9301, 9303, 9304, 9306.
0
2. Add Sec. 26.208 to read as follows:
Sec. 26.208 Craft Beverage Modernization Act Tax benefits.
[The text of proposed Sec. 26.208 is the same as the text of Sec.
26.208 in the temporary rule published elsewhere in this issue of the
Federal Register.]
PART 27--IMPORTATION OF DISTILLED SPIRITS, WINES, AND BEER
0
3. The authority citation for part 27 is revised to read as follows:
Authority: 5 U.S.C. 552(a), 19 U.S.C. 81c, 1202; 26 U.S.C.

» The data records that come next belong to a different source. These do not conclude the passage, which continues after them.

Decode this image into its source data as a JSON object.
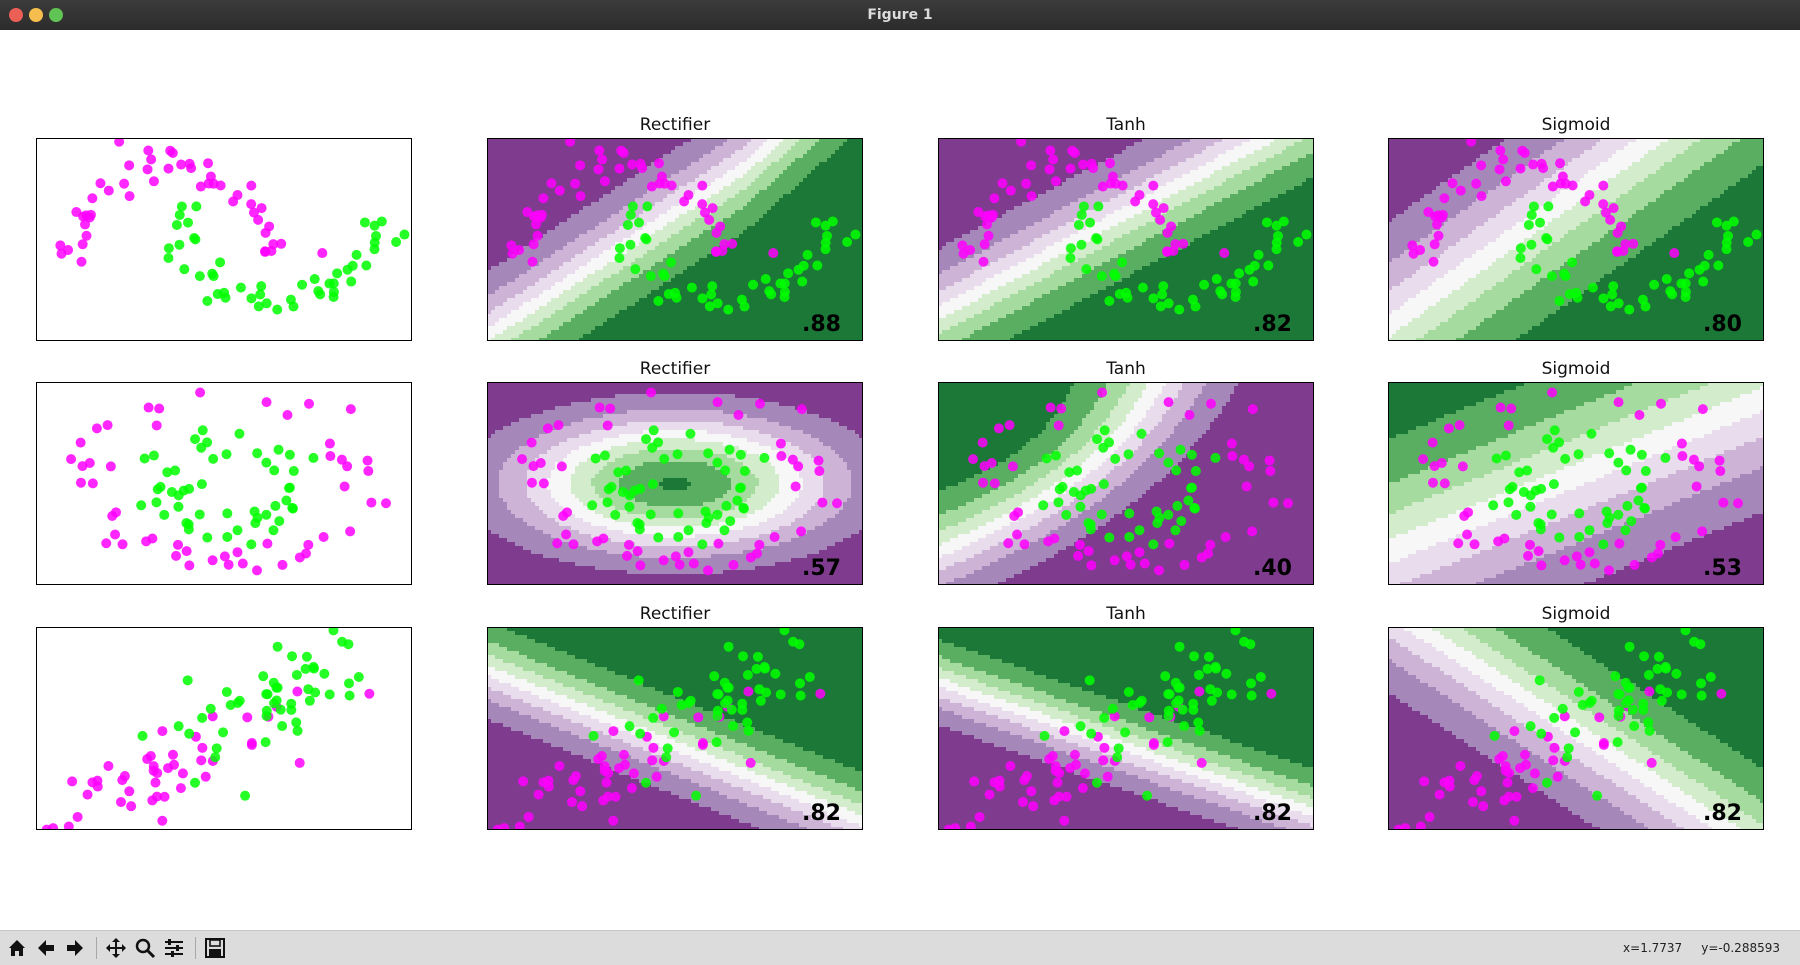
{
  "window": {
    "title": "Figure 1"
  },
  "toolbar": {
    "buttons": [
      {
        "name": "home-button",
        "icon": "home-icon"
      },
      {
        "name": "back-button",
        "icon": "arrow-left-icon"
      },
      {
        "name": "forward-button",
        "icon": "arrow-right-icon"
      },
      {
        "name": "pan-button",
        "icon": "move-icon"
      },
      {
        "name": "zoom-button",
        "icon": "magnifier-icon"
      },
      {
        "name": "configure-subplots-button",
        "icon": "sliders-icon"
      },
      {
        "name": "save-button",
        "icon": "floppy-disk-icon"
      }
    ],
    "coords": "x=1.7737     y=-0.288593"
  },
  "colors": {
    "class_a": "#ff00ff",
    "class_b": "#00ff00",
    "purple_levels": [
      "#7f3b8e",
      "#a687b9",
      "#cdb3d6",
      "#e9dcec"
    ],
    "neutral": "#f7f7f7",
    "green_levels": [
      "#d3edcc",
      "#a6dba0",
      "#5aae61",
      "#1b7837"
    ]
  },
  "chart_data": [
    {
      "type": "scatter",
      "dataset": "moons",
      "row": 0,
      "col": 0,
      "title": "",
      "score": ""
    },
    {
      "type": "contour",
      "dataset": "moons",
      "row": 0,
      "col": 1,
      "title": "Rectifier",
      "score": ".88"
    },
    {
      "type": "contour",
      "dataset": "moons",
      "row": 0,
      "col": 2,
      "title": "Tanh",
      "score": ".82"
    },
    {
      "type": "contour",
      "dataset": "moons",
      "row": 0,
      "col": 3,
      "title": "Sigmoid",
      "score": ".80"
    },
    {
      "type": "scatter",
      "dataset": "circles",
      "row": 1,
      "col": 0,
      "title": "",
      "score": ""
    },
    {
      "type": "contour",
      "dataset": "circles",
      "row": 1,
      "col": 1,
      "title": "Rectifier",
      "score": ".57"
    },
    {
      "type": "contour",
      "dataset": "circles",
      "row": 1,
      "col": 2,
      "title": "Tanh",
      "score": ".40"
    },
    {
      "type": "contour",
      "dataset": "circles",
      "row": 1,
      "col": 3,
      "title": "Sigmoid",
      "score": ".53"
    },
    {
      "type": "scatter",
      "dataset": "linear",
      "row": 2,
      "col": 0,
      "title": "",
      "score": ""
    },
    {
      "type": "contour",
      "dataset": "linear",
      "row": 2,
      "col": 1,
      "title": "Rectifier",
      "score": ".82"
    },
    {
      "type": "contour",
      "dataset": "linear",
      "row": 2,
      "col": 2,
      "title": "Tanh",
      "score": ".82"
    },
    {
      "type": "contour",
      "dataset": "linear",
      "row": 2,
      "col": 3,
      "title": "Sigmoid",
      "score": ".82"
    }
  ]
}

5001, 5007, 5008, 5010, 5041, 5051, 5054, 5061, 5121, 5122-5124,
5201, 5205, 5207, 5232, 5273, 5301, 5313, 5382, 5555, 6038E, 6065,
6109, 6302, 7805.
Sec. 27.221 [Amended]
0
4. [The amendment of proposed Sec. 27.221 is the same as the amendment
of Sec. 26.208 in the temporary rule published elsewhere in this issue
of the Federal Register.]
Sec. Sec. 27.223 through 27.249 [Reserved]
0
5. [The proposed reservation of Sec. Sec. 27.223 through 27.249 is the
same as
[[Page 58045]]
the reservation of Sec. Sec. 27.223 through 27.249 in the temporary
rule published elsewhere in this issue of the Federal Register.]
0
6. Add subpart P, consisting of Sec. Sec. 27.250 through 27.268, to
read as follows:
Subpart P--Craft Beverage Modernization Act Import Refund Claims
[The text of proposed subpart P, consisting of Sec. Sec. 27.250
through 27.268, is the same as the text of subpart P, consisting of
Sec. Sec. 27.250 through 27.268, in the temporary rule published
elsewhere in this issue of the Federal Register.]
0
7. Section 27.262, as added in the temporary rule published elsewhere
in this issue of the Federal Register, is further amended by revising
paragraph (c)(1) to read as follows:
Sec. 27.262 Foreign producer's assignment of CBMA tax benefits.
* * * * *
(c) * * *
(1) General. A foreign producer may not assign CBMA tax benefits on
distilled spirits, wine, or beer unless it produced the product. The
foreign producer may assign quantities that are limited to the number
of proof gallons, wine gallons, and beer barrels in paragraph (b)(4) of
this section, and also cannot exceed the quantities of the foreign
producer's distilled spirits, wine, and beer that are expected to be
imported into the United States during the specified calendar year by
the importer receiving the assignment.
* * * * *
Signed: September 14, 2022.
Mary G. Ryan,
Administrator.
Approved: September 14, 2022.
Thomas C. West, Jr.,
Deputy Assistant Secretary (Tax Policy).